If you decide that your processor is insufficient, it’s usually best to just replace your PC. Motherboards are designed to work with a small range of different model processors, and even if yours was the low-end model, the cost and trouble to upgrade to the high-end processor wouldn’t produce a noticeably-worthwhile improvement; trade up for a PC with more processor cores, instead. The only exception to this rule might be if your motherboard allowed you to upgrade from a processor without L1 cache (such as a Celeron) to a processor with L1 cache – that could produce a noticeable-enough improvement to warrant the cost and difficulty.

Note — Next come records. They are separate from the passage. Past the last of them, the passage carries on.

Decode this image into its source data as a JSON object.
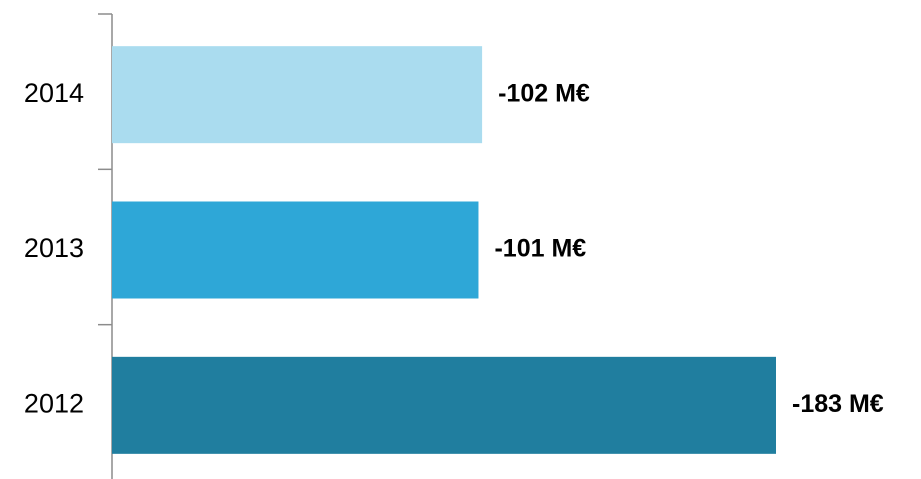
{
  "chart_data": {
    "type": "bar",
    "orientation": "horizontal",
    "categories": [
      "2014",
      "2013",
      "2012"
    ],
    "values": [
      -102,
      -101,
      -183
    ],
    "data_labels": [
      "-102 M€",
      "-101 M€",
      "-183 M€"
    ],
    "colors": [
      "#aadcef",
      "#2ea7d7",
      "#207e9f"
    ],
    "title": "",
    "xlabel": "",
    "ylabel": "",
    "xlim": [
      0,
      -200
    ],
    "grid": false,
    "legend": "none"
  }
}
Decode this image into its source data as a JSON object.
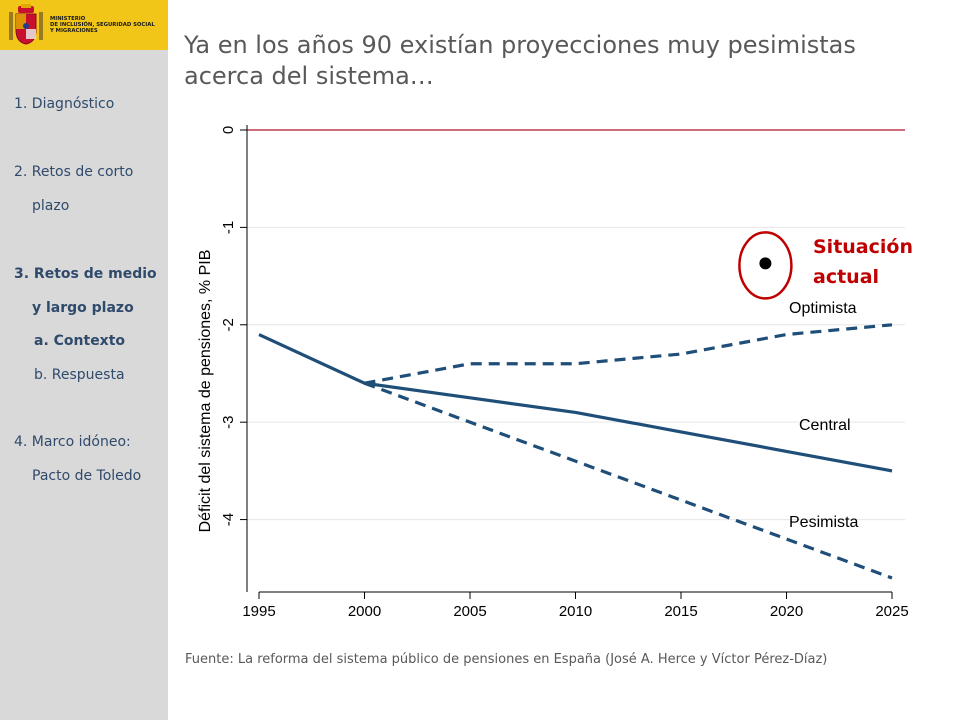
{
  "ministry": {
    "lines": [
      "Ministerio",
      "de Inclusión, Seguridad Social",
      "y Migraciones"
    ]
  },
  "nav": {
    "items": [
      {
        "label": "1. Diagnóstico",
        "active": false
      },
      {
        "label": "2. Retos de corto",
        "active": false
      },
      {
        "label": "plazo",
        "active": false
      },
      {
        "label": "3. Retos de medio",
        "active": true
      },
      {
        "label": "y largo plazo",
        "active": true
      },
      {
        "label": "a. Contexto",
        "active": true
      },
      {
        "label": "b. Respuesta",
        "active": false
      },
      {
        "label": "4. Marco idóneo:",
        "active": false
      },
      {
        "label": "Pacto de Toledo",
        "active": false
      }
    ]
  },
  "slide": {
    "title": "Ya en los años 90 existían proyecciones muy pesimistas acerca del sistema…",
    "source": "Fuente: La reforma del sistema público de pensiones en España (José A. Herce y Víctor Pérez-Díaz)"
  },
  "colors": {
    "sidebar_bg": "#d9d9d9",
    "logo_bg": "#f2c618",
    "nav_text": "#2f4a6b",
    "series": "#1f4e79",
    "zero_line": "#b2182b",
    "annotation": "#c00000"
  },
  "chart_data": {
    "type": "line",
    "title": "",
    "xlabel": "",
    "ylabel": "Déficit del sistema de pensiones, % PIB",
    "xlim": [
      1995,
      2025
    ],
    "ylim": [
      -4.6,
      0
    ],
    "x_ticks": [
      1995,
      2000,
      2005,
      2010,
      2015,
      2020,
      2025
    ],
    "y_ticks": [
      0,
      -1,
      -2,
      -3,
      -4
    ],
    "grid": true,
    "reference_line": {
      "y": 0,
      "color": "#b2182b"
    },
    "series": [
      {
        "name": "Central",
        "style": "solid",
        "x": [
          1995,
          2000,
          2005,
          2010,
          2015,
          2020,
          2025
        ],
        "y": [
          -2.1,
          -2.6,
          -2.75,
          -2.9,
          -3.1,
          -3.3,
          -3.5
        ]
      },
      {
        "name": "Optimista",
        "style": "dashed",
        "x": [
          2000,
          2005,
          2010,
          2015,
          2020,
          2025
        ],
        "y": [
          -2.6,
          -2.4,
          -2.4,
          -2.3,
          -2.1,
          -2.0
        ]
      },
      {
        "name": "Pesimista",
        "style": "dashed",
        "x": [
          2000,
          2005,
          2010,
          2015,
          2020,
          2025
        ],
        "y": [
          -2.6,
          -3.0,
          -3.4,
          -3.8,
          -4.2,
          -4.6
        ]
      }
    ],
    "annotation": {
      "text_lines": [
        "Situación",
        "actual"
      ],
      "x": 2019,
      "y": -1.37
    }
  }
}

If so, check your owner’s manual (or specs online) to see which processors your motherboard will accommodate, and if you decide to do it, once you factor in the cost of your time and effort, it’s probably best to just upgrade to the best and fastest one available – you don’t want to have to do this again in a year when you outgrow a tiny incremental improvement.

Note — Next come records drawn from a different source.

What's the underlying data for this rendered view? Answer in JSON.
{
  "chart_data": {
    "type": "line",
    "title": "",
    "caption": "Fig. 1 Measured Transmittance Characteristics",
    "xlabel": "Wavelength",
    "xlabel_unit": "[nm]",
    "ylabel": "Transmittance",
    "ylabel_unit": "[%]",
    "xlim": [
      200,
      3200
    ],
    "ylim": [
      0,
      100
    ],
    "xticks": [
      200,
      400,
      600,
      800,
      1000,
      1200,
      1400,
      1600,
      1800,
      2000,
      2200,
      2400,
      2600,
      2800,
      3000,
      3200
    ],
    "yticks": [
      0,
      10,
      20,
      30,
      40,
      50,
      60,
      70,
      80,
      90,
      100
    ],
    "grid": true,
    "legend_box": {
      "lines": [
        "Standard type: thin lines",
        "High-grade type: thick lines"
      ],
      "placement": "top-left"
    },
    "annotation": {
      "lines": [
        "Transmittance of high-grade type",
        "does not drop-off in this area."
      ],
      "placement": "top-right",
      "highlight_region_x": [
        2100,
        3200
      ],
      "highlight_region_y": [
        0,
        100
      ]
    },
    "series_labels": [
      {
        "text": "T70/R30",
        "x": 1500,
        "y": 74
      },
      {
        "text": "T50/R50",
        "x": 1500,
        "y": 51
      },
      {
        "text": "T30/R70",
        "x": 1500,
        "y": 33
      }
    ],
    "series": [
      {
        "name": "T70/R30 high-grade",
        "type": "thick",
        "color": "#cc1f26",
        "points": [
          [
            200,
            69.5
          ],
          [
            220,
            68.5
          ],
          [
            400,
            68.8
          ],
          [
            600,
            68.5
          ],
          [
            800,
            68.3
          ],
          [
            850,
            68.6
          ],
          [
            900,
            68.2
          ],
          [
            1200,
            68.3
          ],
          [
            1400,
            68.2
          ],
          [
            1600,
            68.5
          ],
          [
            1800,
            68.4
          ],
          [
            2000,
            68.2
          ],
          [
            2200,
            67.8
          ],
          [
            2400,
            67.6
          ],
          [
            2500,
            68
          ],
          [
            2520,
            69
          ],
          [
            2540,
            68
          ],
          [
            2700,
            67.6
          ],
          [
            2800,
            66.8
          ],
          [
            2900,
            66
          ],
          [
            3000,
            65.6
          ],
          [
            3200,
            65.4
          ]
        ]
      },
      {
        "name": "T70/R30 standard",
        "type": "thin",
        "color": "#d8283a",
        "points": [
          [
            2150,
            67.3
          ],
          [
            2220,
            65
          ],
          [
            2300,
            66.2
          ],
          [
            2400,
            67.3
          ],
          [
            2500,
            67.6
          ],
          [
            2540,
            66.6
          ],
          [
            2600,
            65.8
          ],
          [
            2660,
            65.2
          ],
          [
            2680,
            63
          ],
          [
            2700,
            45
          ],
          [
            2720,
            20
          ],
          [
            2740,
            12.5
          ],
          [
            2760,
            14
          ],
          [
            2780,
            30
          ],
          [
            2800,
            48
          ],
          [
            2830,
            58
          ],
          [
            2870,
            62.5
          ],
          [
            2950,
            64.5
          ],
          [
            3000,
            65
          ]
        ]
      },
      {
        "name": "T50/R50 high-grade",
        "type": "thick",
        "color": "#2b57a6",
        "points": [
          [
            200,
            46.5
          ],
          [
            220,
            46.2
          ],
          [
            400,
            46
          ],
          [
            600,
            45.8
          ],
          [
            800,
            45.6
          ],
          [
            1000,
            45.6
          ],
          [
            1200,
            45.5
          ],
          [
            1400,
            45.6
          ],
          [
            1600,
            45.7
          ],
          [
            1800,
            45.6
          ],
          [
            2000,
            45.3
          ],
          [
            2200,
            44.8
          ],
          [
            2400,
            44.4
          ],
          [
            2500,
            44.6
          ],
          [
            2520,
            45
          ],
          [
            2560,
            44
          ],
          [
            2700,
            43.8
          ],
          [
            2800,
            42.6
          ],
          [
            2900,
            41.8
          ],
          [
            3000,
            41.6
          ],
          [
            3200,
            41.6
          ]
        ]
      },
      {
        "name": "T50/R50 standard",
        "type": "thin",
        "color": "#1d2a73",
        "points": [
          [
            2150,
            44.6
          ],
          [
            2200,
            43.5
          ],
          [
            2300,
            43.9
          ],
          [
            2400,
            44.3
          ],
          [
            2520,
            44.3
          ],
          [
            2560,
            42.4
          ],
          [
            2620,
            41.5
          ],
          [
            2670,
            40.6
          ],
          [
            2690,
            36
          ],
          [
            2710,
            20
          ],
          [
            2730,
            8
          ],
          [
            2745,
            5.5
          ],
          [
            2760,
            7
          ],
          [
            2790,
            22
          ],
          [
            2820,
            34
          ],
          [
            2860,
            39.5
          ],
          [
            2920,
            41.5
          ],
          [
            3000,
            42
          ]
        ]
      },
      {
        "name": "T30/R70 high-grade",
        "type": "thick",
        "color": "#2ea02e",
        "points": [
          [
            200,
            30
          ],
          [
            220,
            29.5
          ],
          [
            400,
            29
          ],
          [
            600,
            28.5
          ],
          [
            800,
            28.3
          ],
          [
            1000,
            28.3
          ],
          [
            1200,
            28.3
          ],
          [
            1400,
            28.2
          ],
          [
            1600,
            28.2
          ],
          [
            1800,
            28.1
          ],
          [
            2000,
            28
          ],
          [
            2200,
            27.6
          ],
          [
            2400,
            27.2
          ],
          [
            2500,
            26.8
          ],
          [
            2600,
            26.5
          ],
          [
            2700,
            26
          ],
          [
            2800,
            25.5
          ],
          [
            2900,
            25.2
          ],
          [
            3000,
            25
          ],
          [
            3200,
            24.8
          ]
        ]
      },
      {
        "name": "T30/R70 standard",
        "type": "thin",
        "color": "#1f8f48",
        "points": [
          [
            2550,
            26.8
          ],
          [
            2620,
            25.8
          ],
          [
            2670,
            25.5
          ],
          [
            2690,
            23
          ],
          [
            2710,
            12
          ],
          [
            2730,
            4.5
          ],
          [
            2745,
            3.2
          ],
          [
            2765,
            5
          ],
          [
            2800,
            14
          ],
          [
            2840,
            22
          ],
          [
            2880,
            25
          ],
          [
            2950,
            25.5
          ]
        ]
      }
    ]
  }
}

Historically, when a computer’s hard drive became the bottleneck, it was usually a point at which we recommended replacing the entire system. In some cases, however, the rules have changed today. Replacing a hard drive involves reinstalling the operating system and all the applications, as well as transferring all the personal files and data, so it’s usually such a labor-intensive process as to make it the ideal time to upgrade the rest of the PC along with it. Today, however, with the popularity of digital photography,.mp3 music files, videos, and other space-hogging multimedia data, it’s frequently possible to optimize an existing hard drive by offloaded all such personal files and data to external storage. USB flash drives are now available in 64 GB or more, and external USB hard drives exceed 1 TB (which is 1,024 GB). It’s a pain in the butt to have to change the installed location of most applications and Windows components, but to move data files is significantly less trouble. In fact, to further improve performance, you could even offload your PC’s virtual memory file to a second (internal) hard drive without too much trouble. As we discussed earlier in this treatise, the more stuff you have on your hard drive, the less efficiently it operates, so by moving all this type of non-system-critical data off of the hard drive that contains the operating system and the applications, you may be able to restore most of the PC’s youthful performance without too much trouble.
Ultimately, all of these optimizations and upgrades are only stop-gap measures. Software patches and updates will continue to require increasingly-more space on your main hard drive, and you’ll probably add more features and applications over time. Even if you’re terribly miserly with space on your main hard drive, there are still increasing demands. It’s also one of the few mechanical components in your PC, so its lifespan can already be expected to be shorter than any of the solid state components. At some point you’re going to need a new main hard drive, and at that point, I’d still stick with my position that it’s a good opportunity to replace the whole PC.